Mr Samuel Owusu-Agyei, Minister of Public Sector Reform said this could be achieved through continuous training of civil servants who were capable of providing world-class service and manage complex issues pertaining to both the public and private sector environments. He said education and training of civil servants was an enterprise with a clear objective to serve the people. It was also to serve public interest in fairness and manage public resources properly on a daily basis.

"The learning and training process must never end but (should) be considered and reconsidered continuously," he said. The training programme, the fifth in a series, is packaged in 12 modules, and is competency-oriented to help establish a new public administration system, as part of ongoing reforms across the public service.

In all, 45 directors from the District, Municipal and Metropolitan Assemblies throughout the country are participating in the programme. It is under the theme: "Positioning Directors to Deliver Professional Service at the Divisional Levels to Enhance Co-ordination of Work for Attainment of Higher Productivity in Various Sectors of the Economy." It was being organised by the Ministry of Public Sector Reform in collaboration with the Office of the Head of Civil Service (OHCS) and the Ghana Institute of Management and Public Administration (GIMPA) under the Directors' Component of Accelerated Training programme for the leadership of the Ghana Civil Service.

Mr. Owusu-Agyei said the participants would be expected to practice definite technical leadership and management of subjects of policy work in their sectors; and produce programmes and projects to raise the absorptive capacity of national institutions for the utilisation of resources made available by the government and the development partners. "They would also be expected to exercise effectiveness and efficiency in the utilisation of development resources resulting from improved policy-programming and evaluation systems and develop capacity for accounting for the impact of public policies," he said.

Professor Stephen Adei, Rector of GIMPA, said the programme targeted Chief Directors as topmost professionals, as well as Directors, Heads of Departments and analogous grades in the Civil Service.

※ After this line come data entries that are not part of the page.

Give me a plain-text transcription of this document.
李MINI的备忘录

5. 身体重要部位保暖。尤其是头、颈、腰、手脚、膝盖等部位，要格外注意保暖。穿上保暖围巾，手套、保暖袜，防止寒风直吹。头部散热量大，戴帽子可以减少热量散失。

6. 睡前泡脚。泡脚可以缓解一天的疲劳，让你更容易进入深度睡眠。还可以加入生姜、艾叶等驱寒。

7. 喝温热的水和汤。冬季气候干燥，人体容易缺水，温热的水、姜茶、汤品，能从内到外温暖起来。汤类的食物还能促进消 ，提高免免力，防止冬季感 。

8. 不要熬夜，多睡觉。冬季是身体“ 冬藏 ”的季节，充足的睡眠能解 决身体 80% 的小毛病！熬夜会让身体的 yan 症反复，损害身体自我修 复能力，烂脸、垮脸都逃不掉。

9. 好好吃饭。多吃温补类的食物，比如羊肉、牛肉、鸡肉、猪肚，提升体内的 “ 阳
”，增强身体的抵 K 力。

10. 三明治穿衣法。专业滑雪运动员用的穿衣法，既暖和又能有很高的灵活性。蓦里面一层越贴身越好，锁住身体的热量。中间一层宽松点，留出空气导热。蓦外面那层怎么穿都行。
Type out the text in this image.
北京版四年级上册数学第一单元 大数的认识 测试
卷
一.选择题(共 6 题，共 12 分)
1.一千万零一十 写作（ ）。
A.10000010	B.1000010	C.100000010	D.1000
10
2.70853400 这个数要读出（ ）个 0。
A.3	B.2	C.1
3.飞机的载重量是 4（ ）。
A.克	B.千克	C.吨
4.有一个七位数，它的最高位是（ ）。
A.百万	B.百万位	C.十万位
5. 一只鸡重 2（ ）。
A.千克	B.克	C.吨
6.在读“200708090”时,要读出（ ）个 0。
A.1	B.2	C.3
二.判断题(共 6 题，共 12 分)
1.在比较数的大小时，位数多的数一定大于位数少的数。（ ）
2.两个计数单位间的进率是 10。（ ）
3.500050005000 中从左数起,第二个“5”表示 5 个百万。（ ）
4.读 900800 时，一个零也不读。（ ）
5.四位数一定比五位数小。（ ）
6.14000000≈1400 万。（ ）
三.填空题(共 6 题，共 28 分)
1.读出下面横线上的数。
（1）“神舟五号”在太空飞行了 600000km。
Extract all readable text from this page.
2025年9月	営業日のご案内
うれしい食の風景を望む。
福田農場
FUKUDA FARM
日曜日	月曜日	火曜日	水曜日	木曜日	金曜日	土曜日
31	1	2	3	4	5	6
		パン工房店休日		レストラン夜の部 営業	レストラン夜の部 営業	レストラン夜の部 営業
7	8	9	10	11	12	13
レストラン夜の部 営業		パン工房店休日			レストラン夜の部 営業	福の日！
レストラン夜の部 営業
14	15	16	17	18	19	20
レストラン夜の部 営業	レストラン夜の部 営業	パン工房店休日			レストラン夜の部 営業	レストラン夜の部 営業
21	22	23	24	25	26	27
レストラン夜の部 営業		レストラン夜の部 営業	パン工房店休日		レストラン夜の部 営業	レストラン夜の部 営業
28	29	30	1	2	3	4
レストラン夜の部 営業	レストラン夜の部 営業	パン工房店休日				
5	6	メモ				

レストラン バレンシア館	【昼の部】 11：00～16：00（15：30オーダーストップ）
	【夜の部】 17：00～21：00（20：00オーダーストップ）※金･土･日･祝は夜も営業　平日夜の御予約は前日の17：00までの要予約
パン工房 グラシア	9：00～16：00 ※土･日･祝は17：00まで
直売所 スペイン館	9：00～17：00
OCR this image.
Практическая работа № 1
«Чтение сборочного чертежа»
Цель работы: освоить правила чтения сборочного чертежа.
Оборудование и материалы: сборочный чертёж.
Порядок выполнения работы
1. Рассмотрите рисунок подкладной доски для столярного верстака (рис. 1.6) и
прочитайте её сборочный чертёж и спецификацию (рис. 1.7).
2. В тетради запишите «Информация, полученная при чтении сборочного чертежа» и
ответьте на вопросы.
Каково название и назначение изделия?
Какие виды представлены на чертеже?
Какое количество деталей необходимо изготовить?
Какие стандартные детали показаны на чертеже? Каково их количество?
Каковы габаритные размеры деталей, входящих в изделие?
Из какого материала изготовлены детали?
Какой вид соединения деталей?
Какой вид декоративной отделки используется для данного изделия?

He said there was the need to have competent and visionary leadership for the current reforms co-ordinated by the Ministry. The programme was therefore structured to introduce the leadership of the Civil Service to the roles, skills, competencies and challenges in their roles in delivering public services to the citizenry. Mr Joe D. Isaachar, Head of Civil Service, said the programme would afford them the opportunity to share ideas and experiences to push the country forward and he urged them to pay particular attention to the resource persons and apply what they would learn in their daily schedules.

The participants would be taken through the current deficiencies in leadership, strategic planning, management decision making, problem solving and public policy making in Ghana and their attendant logical consequences.